Prohibition against ownership or sale of tobacco

Even today, cigarette smuggling is a major issue in the US, smuggling cigarettes from low-tax states to high-tax states. I'd expect TTL to see something similar.
 
Hi! I just saw an article which showed Washington State was one of several states who tried to prohibit the sale of tobacco around the turn of the 20th century:

http://www.historylink.org/index.cfm?DisplayPage=output.cfm&file_id=5339

Would it have been feasible for a separate Prohibition act to ban tobacco, issued roughly at the same time as the alcohol Prohibition act?
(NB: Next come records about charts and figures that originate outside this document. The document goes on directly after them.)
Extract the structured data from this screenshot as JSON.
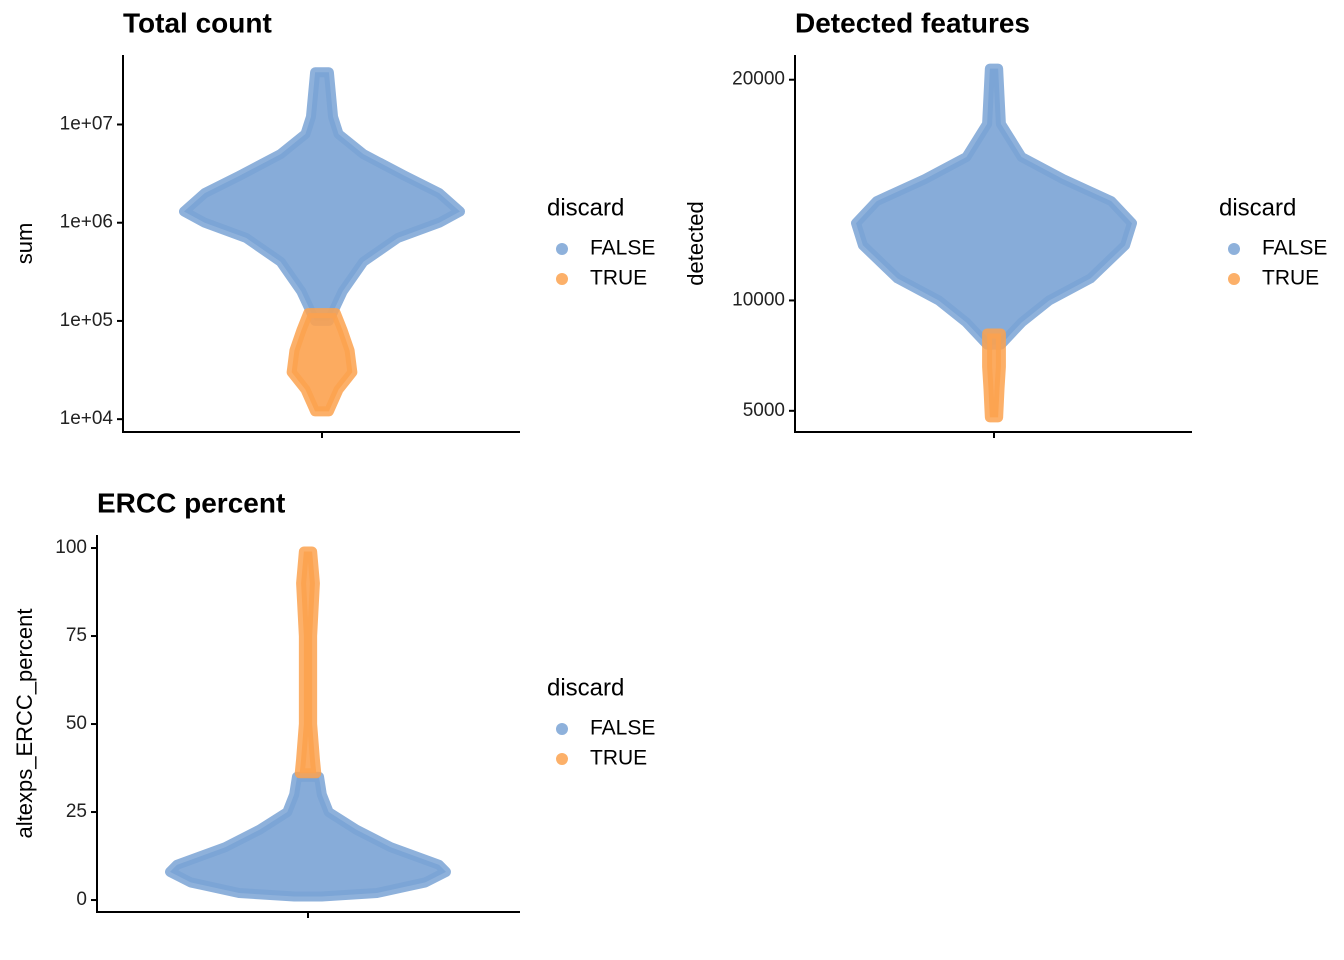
{
  "chart_data": [
    {
      "type": "violin",
      "title": "Total count",
      "y_label": "sum",
      "log_scale": true,
      "ylim": [
        7400,
        51000000
      ],
      "yticks": [
        {
          "value": 10000,
          "label": "1e+04"
        },
        {
          "value": 100000,
          "label": "1e+05"
        },
        {
          "value": 1000000,
          "label": "1e+06"
        },
        {
          "value": 10000000,
          "label": "1e+07"
        }
      ],
      "legend_title": "discard",
      "series": [
        {
          "name": "FALSE",
          "color": "#7aa3d5",
          "values": [
            34000000,
            12000000,
            8000000,
            5000000,
            3000000,
            2000000,
            1300000,
            1000000,
            700000,
            400000,
            200000,
            100000
          ],
          "widths": [
            0.05,
            0.08,
            0.12,
            0.3,
            0.6,
            0.85,
            1.0,
            0.85,
            0.55,
            0.3,
            0.15,
            0.05
          ]
        },
        {
          "name": "TRUE",
          "color": "#fca24f",
          "values": [
            120000,
            80000,
            50000,
            30000,
            20000,
            12000
          ],
          "widths": [
            0.1,
            0.15,
            0.2,
            0.22,
            0.12,
            0.05
          ]
        }
      ]
    },
    {
      "type": "violin",
      "title": "Detected features",
      "y_label": "detected",
      "log_scale": false,
      "ylim": [
        4040,
        21120
      ],
      "yticks": [
        5000,
        10000,
        20000
      ],
      "legend_title": "discard",
      "series": [
        {
          "name": "FALSE",
          "color": "#7aa3d5",
          "values": [
            20500,
            18000,
            16500,
            15500,
            14500,
            13500,
            12500,
            11000,
            10000,
            9000,
            8000
          ],
          "widths": [
            0.03,
            0.05,
            0.2,
            0.5,
            0.85,
            1.0,
            0.95,
            0.7,
            0.4,
            0.2,
            0.05
          ]
        },
        {
          "name": "TRUE",
          "color": "#fca24f",
          "values": [
            8500,
            7000,
            6000,
            4700
          ],
          "widths": [
            0.05,
            0.05,
            0.04,
            0.03
          ]
        }
      ]
    },
    {
      "type": "violin",
      "title": "ERCC percent",
      "y_label": "altexps_ERCC_percent",
      "log_scale": false,
      "ylim": [
        -3.4,
        103.7
      ],
      "yticks": [
        0,
        25,
        50,
        75,
        100
      ],
      "legend_title": "discard",
      "series": [
        {
          "name": "FALSE",
          "color": "#7aa3d5",
          "values": [
            35,
            30,
            25,
            20,
            15,
            10,
            8,
            5,
            2,
            1
          ],
          "widths": [
            0.08,
            0.1,
            0.15,
            0.35,
            0.6,
            0.95,
            1.0,
            0.85,
            0.5,
            0.1
          ]
        },
        {
          "name": "TRUE",
          "color": "#fca24f",
          "values": [
            99,
            90,
            75,
            50,
            40,
            36
          ],
          "widths": [
            0.03,
            0.05,
            0.03,
            0.03,
            0.05,
            0.06
          ]
        }
      ]
    }
  ]
}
If so, would it have been repealed as well?

Here's an interesting piece of information -- I don't have a whole lot else to add, but this may be food for thought:

Historically, efforts to abolish smoking and drinking ended in large part because they prevented governments from taxing those activities and imposed additional costs in the form of law enforcement and incarceration.
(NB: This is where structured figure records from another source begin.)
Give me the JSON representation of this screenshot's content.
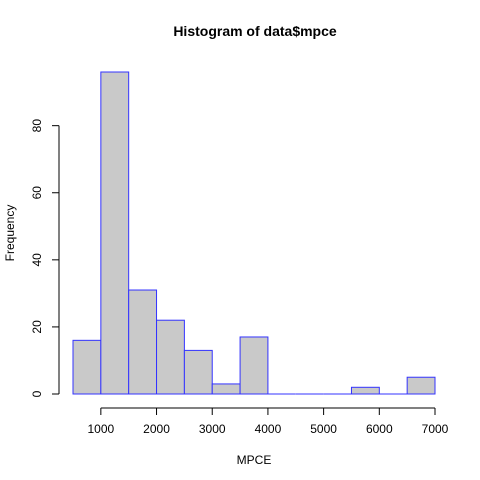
{
  "chart_data": {
    "type": "bar",
    "title": "Histogram of data$mpce",
    "xlabel": "MPCE",
    "ylabel": "Frequency",
    "bins": [
      {
        "x0": 500,
        "x1": 1000,
        "count": 16
      },
      {
        "x0": 1000,
        "x1": 1500,
        "count": 96
      },
      {
        "x0": 1500,
        "x1": 2000,
        "count": 31
      },
      {
        "x0": 2000,
        "x1": 2500,
        "count": 22
      },
      {
        "x0": 2500,
        "x1": 3000,
        "count": 13
      },
      {
        "x0": 3000,
        "x1": 3500,
        "count": 3
      },
      {
        "x0": 3500,
        "x1": 4000,
        "count": 17
      },
      {
        "x0": 4000,
        "x1": 4500,
        "count": 0
      },
      {
        "x0": 4500,
        "x1": 5000,
        "count": 0
      },
      {
        "x0": 5000,
        "x1": 5500,
        "count": 0
      },
      {
        "x0": 5500,
        "x1": 6000,
        "count": 2
      },
      {
        "x0": 6000,
        "x1": 6500,
        "count": 0
      },
      {
        "x0": 6500,
        "x1": 7000,
        "count": 5
      }
    ],
    "xticks": [
      1000,
      2000,
      3000,
      4000,
      5000,
      6000,
      7000
    ],
    "yticks": [
      0,
      20,
      40,
      60,
      80
    ],
    "xlim": [
      500,
      7000
    ],
    "ylim": [
      0,
      96
    ],
    "bar_fill": "#c9c9c9",
    "bar_stroke": "#3333ff",
    "grid": false,
    "legend": "none"
  }
}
The classic example, of course, is Prohibition. It could come into existence in the first place only because the income tax had given the federal government a way to replace revenue from the alcohol tax. The vast increase in income taxes during World War I significantly reduced alcohol taxes as a share of federal revenues -- by 1918 they were down to just 12 percent of federal receipts.

Needless to say, Prohibition caused alcohol tax revenues to collapse, although they never completely disappeared because of some permissible alcohol production. The onset of the Great Depression, however, led to a sharp decline in all federal revenues. The potential revenue gain to the government became a key argument for those in favor of repealing Prohibition.5 Thus, revenue considerations were crucial both to the rise of Prohibition and to its abolition in 1933.[6]

A parallel story is told about cigarettes. During the 1890s and the early part of the 20th century, there was a powerful national campaign to abolish smoking that was no less intense than the drive for Prohibition.[7] A key reason the campaign ultimately fizzled out in the 1920s was the government's need for tobacco tax revenues, especially after alcohol tax revenues dried up. The Republicans' cuts in income taxes in the 1920s also increased the federal government's dependence on tobacco tax revenues, which rose from 4 percent of federal receipts in 1920 to 11.2 percent in 1929. The onset of the Great Depression, the concomitant fall in income tax revenues, and the inelasticity of demand for cigarettes caused tobacco revenues to rise to 20.7 percent of all federal receipts by 1932.

Link.
 

LordKalvert

Banned
Enforcement is always the issue with these things. Prohibition failed because many states lacked much commitment to it and refused all cooperation.

Tobacco is easier to ban than alcohol. While a basement distillery is possible, growing tobacco requires much space. Cigarettes are also a rather bulky product to smuggle and demand would plummet once the addiction starts to wear off

Tobacco prohibition is more likely to work than alcohol especially in America with its decentralized government.

What changes would be needed to bring Tobacco to the ban list like alcohol is beyond me
 
Tobacco cannot be banned, but cannabis can, for very simple reason.
Tobacco is convenient to grow in large number, which makes it convenient crop for large companies who make good lobbyists. Its difficult to grow on small scale in city apartments in pots, so little competition from small-scale private individuals.
Cannabis on the other hand, is not very convenient to mass produce, but everyone can grow it easily at home.
Alcohol is middle-ground drug in this regard, as every schmuck can make wine or moonshine, but large companies can produce it cheaply it numbers large enough to outbid them.

Hence, citizens concerned with health of their fellow citizens, will want to ban cannabis, but keep tobacco legal, something I am sure has nothing to do with the fact that they receive consultation fees and other grants from generous tobacco companies.